I take back what I said after Conrad’s Fate – I didn’t have Chrestomanci fatigue. At least, not that would get in the way of me thoroughly enjoying the final book in the series.

There are two viewpoint characters in The Pinhoe Egg – Cat Chant from Charmed Life, and new protagonist Marianne Pinhoe, who comes from a large family of witches who try to keep their craft secret  and hidden from the prying eyes and interfering noses of Government as represented by Chrestomanci. Wynne Jones constructs a really interesting story about rural witchcraft and being at one with nature, and it reminded me very much of Pratchett’s witches. Marianne is one of my favorite protagonists so far, because she’s bright and talented and is frustrated by the adults who don’t listen to her. Are we surprised this spoke to me?

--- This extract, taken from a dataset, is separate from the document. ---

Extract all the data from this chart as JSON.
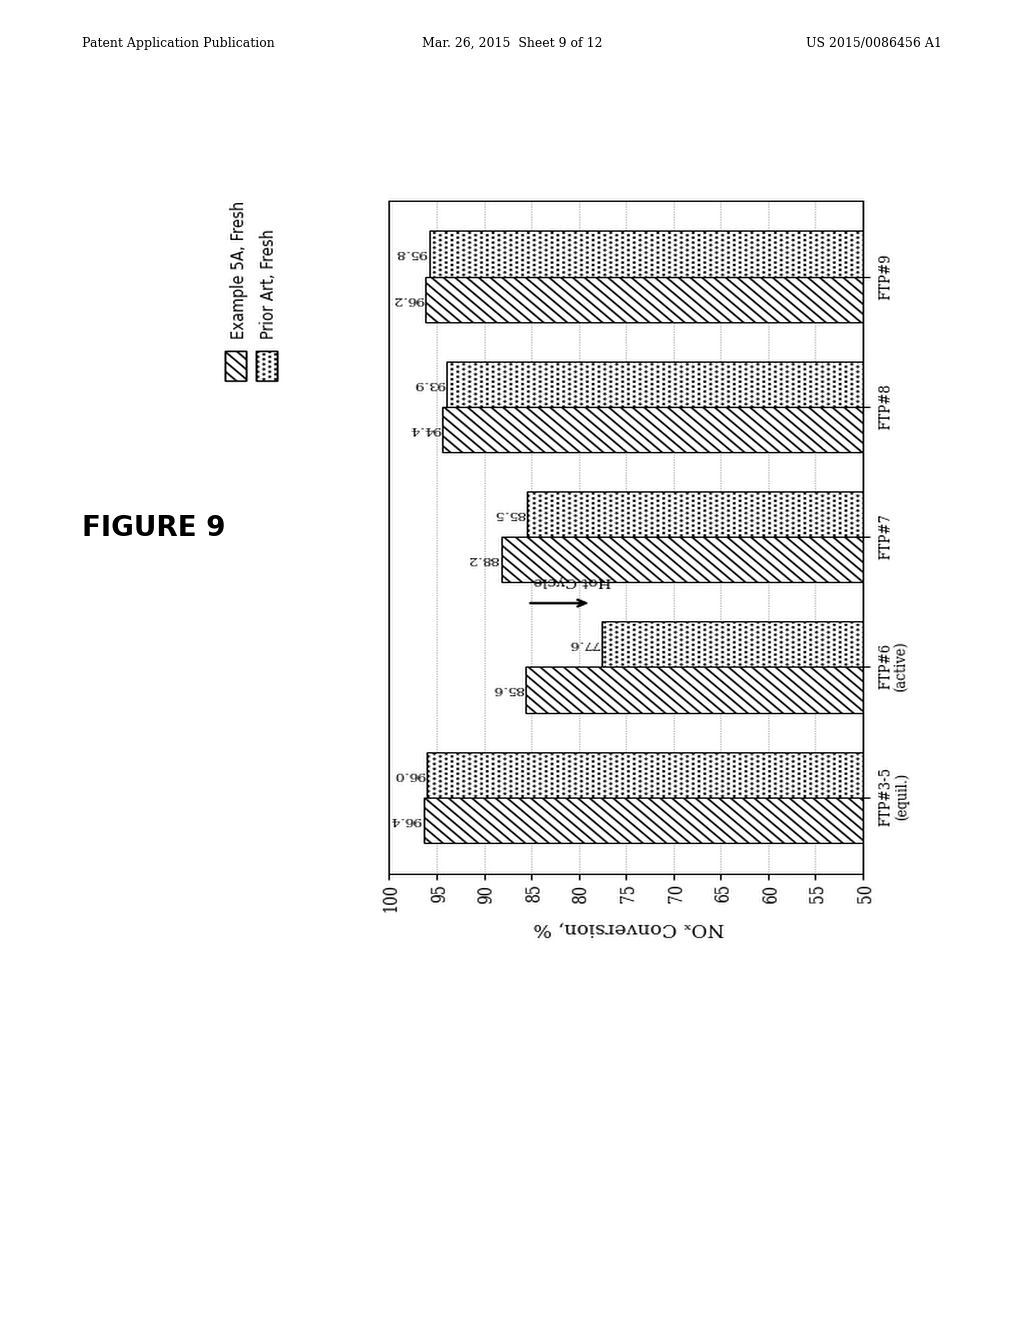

The problem with this book, I feel, is that it is a Chrestomanci book, and therefore two things have to happen to fit it into the continuity: one, the big formal Government the witches are so scared of, turns out to Know What’s Best for everyone and is shown to be in the right when lecturing folks on how their folk ways are bad and wrong. Because Chrestomanci the hero is a government agent, the books as a whole follow the theme of Authority Figures do everything For the Greater Good, and I’m not sure how I feel about it.

The other problem with putting the Pinhoes into Chrestomanci ‘verse is that they have this special, interesting, folkish nature-based magic, which is interesting in a book but in the wider context of the series becomes just another type of magic she can stick in a book for the protagonist to be excitingly good at. Like when Conrad turned out at the end of Conrad’s Fate to have this convenient magic power that justified his Happy Ending, so The Pinhoe Egg introduces “Dwimmer” not just as something that the Pinhoes do, but that Cat has for no reason, a plot-convenient out of nowhere aptitude for.

I enjoyed the book very very much. I just think I’d probably enjoy it better without the Chants.